JACKSON — Mississippi would phase out its income tax, reduce the sales tax on groceries and set a higher sales tax rate on many other items, under a bill that advanced Wednesday through the state House.
House Bill 531 passed 96-12, with bipartisan support. It is similar to a bill that passed the House but ultimately died in 2021 because Senate leaders did not agree.
“The bill this year is much simpler, easier to understand, and I would say to you an improved product over the bill that passed overwhelmingly in this body last year,” Ways and Means Committee Chairman Trey Lamar, a Republican from Senatobia, said during House debate.

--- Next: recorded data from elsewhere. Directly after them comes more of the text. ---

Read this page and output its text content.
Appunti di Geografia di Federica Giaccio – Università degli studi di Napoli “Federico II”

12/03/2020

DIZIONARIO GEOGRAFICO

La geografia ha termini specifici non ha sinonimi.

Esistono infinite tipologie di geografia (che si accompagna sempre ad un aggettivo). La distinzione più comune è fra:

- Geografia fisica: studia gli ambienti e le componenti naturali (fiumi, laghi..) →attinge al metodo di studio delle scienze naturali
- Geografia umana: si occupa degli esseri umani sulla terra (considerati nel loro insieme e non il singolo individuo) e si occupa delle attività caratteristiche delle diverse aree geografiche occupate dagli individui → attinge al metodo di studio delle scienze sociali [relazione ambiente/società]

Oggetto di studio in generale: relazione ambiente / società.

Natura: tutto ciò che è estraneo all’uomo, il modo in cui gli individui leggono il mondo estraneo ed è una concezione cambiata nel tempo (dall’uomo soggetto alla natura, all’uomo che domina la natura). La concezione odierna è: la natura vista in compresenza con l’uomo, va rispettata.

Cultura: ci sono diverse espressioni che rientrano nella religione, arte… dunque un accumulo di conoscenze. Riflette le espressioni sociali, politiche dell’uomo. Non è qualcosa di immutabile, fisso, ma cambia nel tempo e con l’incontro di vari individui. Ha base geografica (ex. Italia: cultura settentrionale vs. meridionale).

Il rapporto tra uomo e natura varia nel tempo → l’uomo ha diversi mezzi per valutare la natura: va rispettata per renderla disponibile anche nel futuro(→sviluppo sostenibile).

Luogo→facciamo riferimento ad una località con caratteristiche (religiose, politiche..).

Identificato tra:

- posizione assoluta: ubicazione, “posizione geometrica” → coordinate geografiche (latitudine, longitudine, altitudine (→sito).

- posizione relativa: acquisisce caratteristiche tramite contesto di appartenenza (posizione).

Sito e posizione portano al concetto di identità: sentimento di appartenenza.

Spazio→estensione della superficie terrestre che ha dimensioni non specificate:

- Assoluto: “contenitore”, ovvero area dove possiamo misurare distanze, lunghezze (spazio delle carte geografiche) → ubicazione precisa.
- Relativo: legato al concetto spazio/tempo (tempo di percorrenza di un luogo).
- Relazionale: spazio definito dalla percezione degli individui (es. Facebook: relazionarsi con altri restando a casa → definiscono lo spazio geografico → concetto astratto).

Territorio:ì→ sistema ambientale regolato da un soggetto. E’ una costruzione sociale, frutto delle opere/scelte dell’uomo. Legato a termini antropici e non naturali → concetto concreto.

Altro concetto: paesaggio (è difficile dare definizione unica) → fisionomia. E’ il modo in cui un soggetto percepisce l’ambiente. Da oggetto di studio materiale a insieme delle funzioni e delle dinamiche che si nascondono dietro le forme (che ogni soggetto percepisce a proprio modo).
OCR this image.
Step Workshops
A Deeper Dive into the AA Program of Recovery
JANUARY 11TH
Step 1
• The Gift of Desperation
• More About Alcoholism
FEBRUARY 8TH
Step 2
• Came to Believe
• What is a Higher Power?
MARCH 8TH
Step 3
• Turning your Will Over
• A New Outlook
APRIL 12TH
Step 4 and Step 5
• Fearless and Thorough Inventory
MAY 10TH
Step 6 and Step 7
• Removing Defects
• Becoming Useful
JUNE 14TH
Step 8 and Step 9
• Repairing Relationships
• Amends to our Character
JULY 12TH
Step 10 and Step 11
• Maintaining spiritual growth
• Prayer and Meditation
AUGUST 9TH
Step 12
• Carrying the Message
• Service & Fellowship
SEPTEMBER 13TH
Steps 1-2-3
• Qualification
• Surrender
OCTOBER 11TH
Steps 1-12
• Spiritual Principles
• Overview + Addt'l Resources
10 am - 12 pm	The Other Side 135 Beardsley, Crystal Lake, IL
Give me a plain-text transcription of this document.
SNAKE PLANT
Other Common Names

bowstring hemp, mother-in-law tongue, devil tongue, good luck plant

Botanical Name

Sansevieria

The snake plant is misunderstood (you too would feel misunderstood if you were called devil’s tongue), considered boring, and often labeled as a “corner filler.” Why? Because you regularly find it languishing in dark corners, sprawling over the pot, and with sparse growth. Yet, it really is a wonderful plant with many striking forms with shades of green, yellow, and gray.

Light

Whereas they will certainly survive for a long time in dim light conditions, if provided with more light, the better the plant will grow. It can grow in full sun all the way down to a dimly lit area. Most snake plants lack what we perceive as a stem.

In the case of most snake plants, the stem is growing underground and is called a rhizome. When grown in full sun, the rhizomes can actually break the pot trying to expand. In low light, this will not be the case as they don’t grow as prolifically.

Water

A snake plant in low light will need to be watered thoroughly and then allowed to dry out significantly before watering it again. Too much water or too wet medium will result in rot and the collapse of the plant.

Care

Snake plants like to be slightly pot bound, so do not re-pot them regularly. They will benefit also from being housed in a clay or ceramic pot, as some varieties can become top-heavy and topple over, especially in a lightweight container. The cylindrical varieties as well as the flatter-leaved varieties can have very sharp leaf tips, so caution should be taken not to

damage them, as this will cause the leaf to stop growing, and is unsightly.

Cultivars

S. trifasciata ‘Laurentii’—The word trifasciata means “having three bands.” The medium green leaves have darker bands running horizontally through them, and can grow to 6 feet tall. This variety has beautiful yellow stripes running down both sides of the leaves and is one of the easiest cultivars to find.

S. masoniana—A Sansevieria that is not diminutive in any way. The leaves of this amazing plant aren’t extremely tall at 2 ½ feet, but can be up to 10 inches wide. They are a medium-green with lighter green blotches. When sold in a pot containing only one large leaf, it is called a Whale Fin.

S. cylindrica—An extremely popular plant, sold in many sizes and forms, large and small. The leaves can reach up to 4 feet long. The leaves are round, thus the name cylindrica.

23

This year’s bill also faces an uncertain fate in the Senate. Republican Lt. Gov. Delbert Hosemann has said he wants legislators to cut taxes, but he has not released a proposal.
Mississippi tax collections were higher the first half of the current state budget year, from July through December, than they were for the same period a year ago.
Republican House Speaker Philip Gunn said eliminating the income tax is his priority this legislative session because he believes the change will make Mississippi more competitive with states such as Texas, Florida and Tennessee, that don’t tax income.
Russ Latino is president of Empower Mississippi, a group that pushes for limited government. He praised the House vote and said this year’s bill is better than last year’s.
“People will have more money to invest in their families, businesses, and communities and Mississippi will be a more attractive place to move,” Latino said.
One Voice, a group that advocates policies to help low-income residents, said the House proposal “largely benefits the state’s wealthiest.”
“The state’s surplus is not enough to support much-needed investments in the public services that Mississippians want, like quality schools, affordable healthcare, solid infrastructure, safe neighborhoods, and affordable housing,” One Voice said in a news release.
The House bill would reduce the grocery tax from 7 percent to 4 percent. The change would be phased in over six years, starting this July.
The bill also would increase several taxes from 7 percent to 8.5 percent — an increase of more than 21 percent in that rate. That would include the general sales tax; the sales tax on alcohol; and the tax on music, games, cellphone ring tones and other products delivered electronically.
If the general sales tax were to increase by the proposed amount, for example, a person buying $100 of clothing would pay $8.50 in sales tax rather than the current $7. The increased tax amount would apply to in-person or online purchases.